東京大学医科学研究所に在籍する坪倉医師は、東日本大震災発生直後の2011年4月に相馬市に入り、住民への医療支援活動に従事。その後、原発事故で住民の多くが避難を余儀なくされた南相馬市でのWBC導入に奔走した。坪倉医師らの努力により、南相馬市立総合病院では2011年7月からWBCによる内部被曝検査をスタート。
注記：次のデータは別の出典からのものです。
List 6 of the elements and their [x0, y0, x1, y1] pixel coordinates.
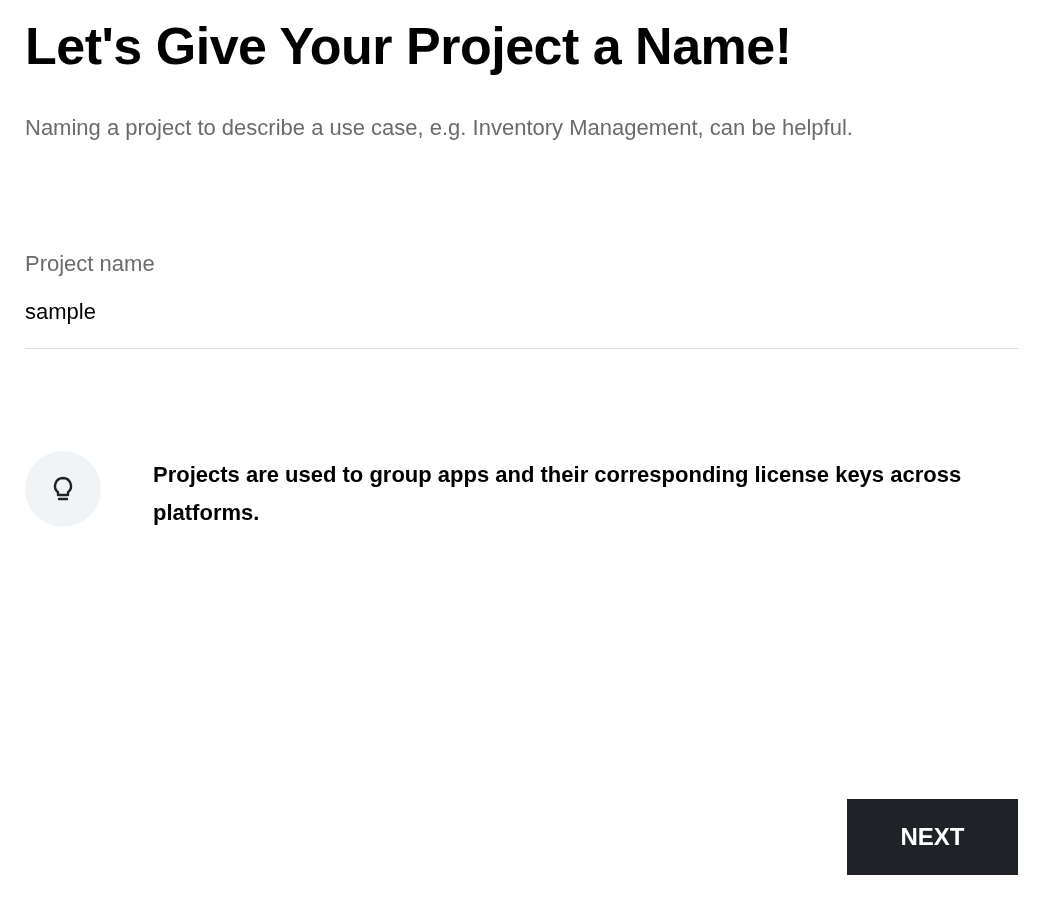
project-name-field[interactable]: sample	[25, 298, 1018, 349]
next-button[interactable]: NEXT	[847, 799, 1018, 875]
field-label: Project name	[25, 250, 155, 278]
page-title: Let's Give Your Project a Name!	[25, 16, 792, 77]
subtitle: Naming a project to describe a use case, e.g. Inventory Management, can be helpful.	[25, 114, 853, 142]
tip-text: Projects are used to group apps and their corresponding license keys across platforms.	[153, 461, 963, 527]
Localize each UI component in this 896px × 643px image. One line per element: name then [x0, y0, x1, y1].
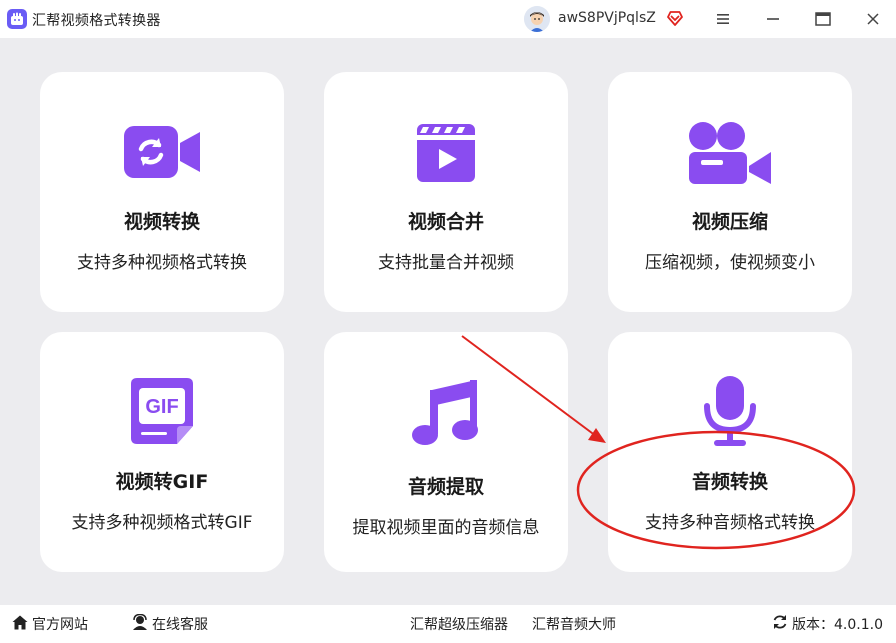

約7万人の市民のうち、およそ2万5000人が現在までにWBC検査を受けている。
WBC受診者が3分の1に激減
だが、ここへ来て、検査人数の大幅な減少が大きな問題になっている。
坪倉医師によれば、「最近、WBC検査の受診者は以前の3分の1程度」。住民の関心低下に危機感を抱いた坪倉医師らの尽力によって、小中学生については今年4月から年2回の学校健診時に市立病院に来てWBC検査を受けるシステムがスタートした。
同時に市民全員を対象に、「健診時にWBC検査を受けましょう」という趣旨の文言を盛り込んだダイレクトメールを送る仕組みも導入した。いずれの取り組みも、WBC検査があくまで希望者を対象としたレベルにとどまる福島県内では初めてのものだ。